El lunes y el martes son ya días de transición, a caballo entre la despedida de Guatemala y el regreso a España.
El lunes, después de desayunar, bajo al muelle para tomar la lancha pública hacia Panajachel, donde debo coger el "shuttle" que me llevará de regreso a Antigua. La lancha llega atestada de gente. Soy, aparentemente, el único extranjero y al lanchero no le debo de caer demasiado en gracia. Por supuesto, para no perder tiempo, no se molesta en acercar del todo la lancha al muelle, obligándome a saltar. Antes, colocamos mi mochila en el techo de la lancha, mientras me grita que me dé prisa. Me acomodo en la parte delantera, medio en cuclillas. Cuando llegamos a Santa Cruz, toda la prisa que había conmigo se convierte en relajación. Una de las chicas guatemaltecas que sube a la lancha le dice que viene otra persona, a la que ni siquiera se divisa, y esperamos varios minutos hasta que aparece. Cuando lo hace, llega caminando con parsimonia, sin que el lanchero le diga absolutamente nada. Será que se le han pasado ya las prisas... Luego, volvemos al muelle de Santa Cruz, después de zarpar, hasta en cuatro ocasiones, cada vez que ve que se acerca un potencial pasajero, o que alguno de los ocupantes de la lancha le dice que viene alguien. Cuando llegamos a Panajachel, el chico que ayuda al lanchero, tampoco precisamente demasiado amable, me pide 25 quetzales por el viaje. Le digo que lo habitual son 20 (para extranjeros, a quienes ya nos cobran ocho o diez veces más que a los locales) y me señala al patrón, diciendo que es él quien quiere cobrarme 25. Le respondo que no me parece bien, pero aunque me cabrea lo dejo correr, pues no me merece la pena la discusión en este caso, siendo ya el último viaje en lancha, por una cantidad tan nimia, incluso desde sus propios estándares.

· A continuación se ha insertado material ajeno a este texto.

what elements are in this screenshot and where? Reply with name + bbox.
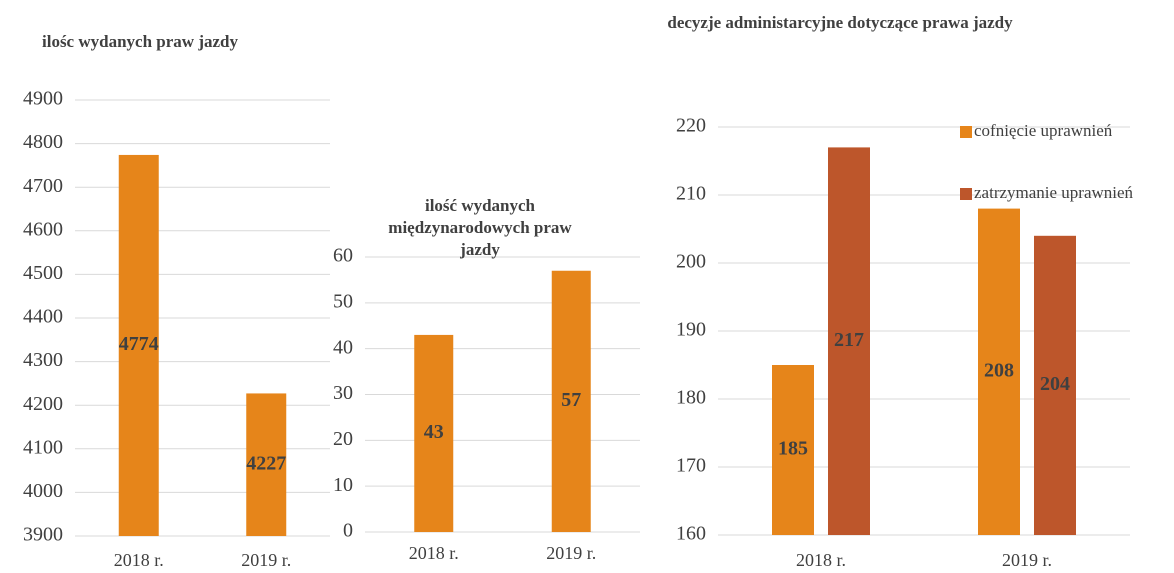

Espero en el muelle de Pana algo más de una hora hasta que llega el "shuttle", que me deja junto a mi hotel: Casa Cristina. En esta ocasión, había reservado una habitación en la tercera planta, con ventanas al exterior y vistas al volcán. También es algo más grande, aunque después de alojarme en la primera planta los primeros días, en un habitación interior, no me habría molestado ya en pagar los 15 dólares de diferencia.
Como unos montaditos cerca del hotel y regreso para preparar el equipaje. Encajar todo resulta una tarea ardua, porque llevo demasiadas cosas. Dejé varios kilos de margen al salir de España, pero las compras pesan, y ocupan, mucho.Creo, en todo caso, a juzgar por el peso que me da la báscula portátil que llevo, que me ajustaré, por los pelos, a los límites de peso. Por si acaso, dejo en la parte baja de la mochila un par de líquidos de los que puedo deshacerme, llegado el caso, si me pasara un poco del peso autorizado. Si con esto no bastara, me tocaría pagar sobrepeso.
Por la tarde-noche, después de ver anochecer en la azotea, salgo a un cibercafé a imprimir la tarjeta de embarque y cenar algo. Aunque ha sido un día de no andar mucho, estoy sorprendentemente cansado, por lo que a las diez estoy ya en la cama.
Duermo un número de horas más que prudente y bajo a la recepción a coger un café y un par de bollos de cortesía. Quiero reservar los quetzales que me quedan para el aeropuerto, para no tener que sacar más dinero. Doy cuenta del desayuno en la azotea, acompañado de los restos de un trozo de tarta de zanahoria y un batido de fresa que compré anoche. Después, bajo a ducharme, afeitarme, cargar los aparatos electrónicos para el viaje y cerrar el equipaje. A las doce y media me recogen en un "shuttle" para salir hacia el aeropuerto.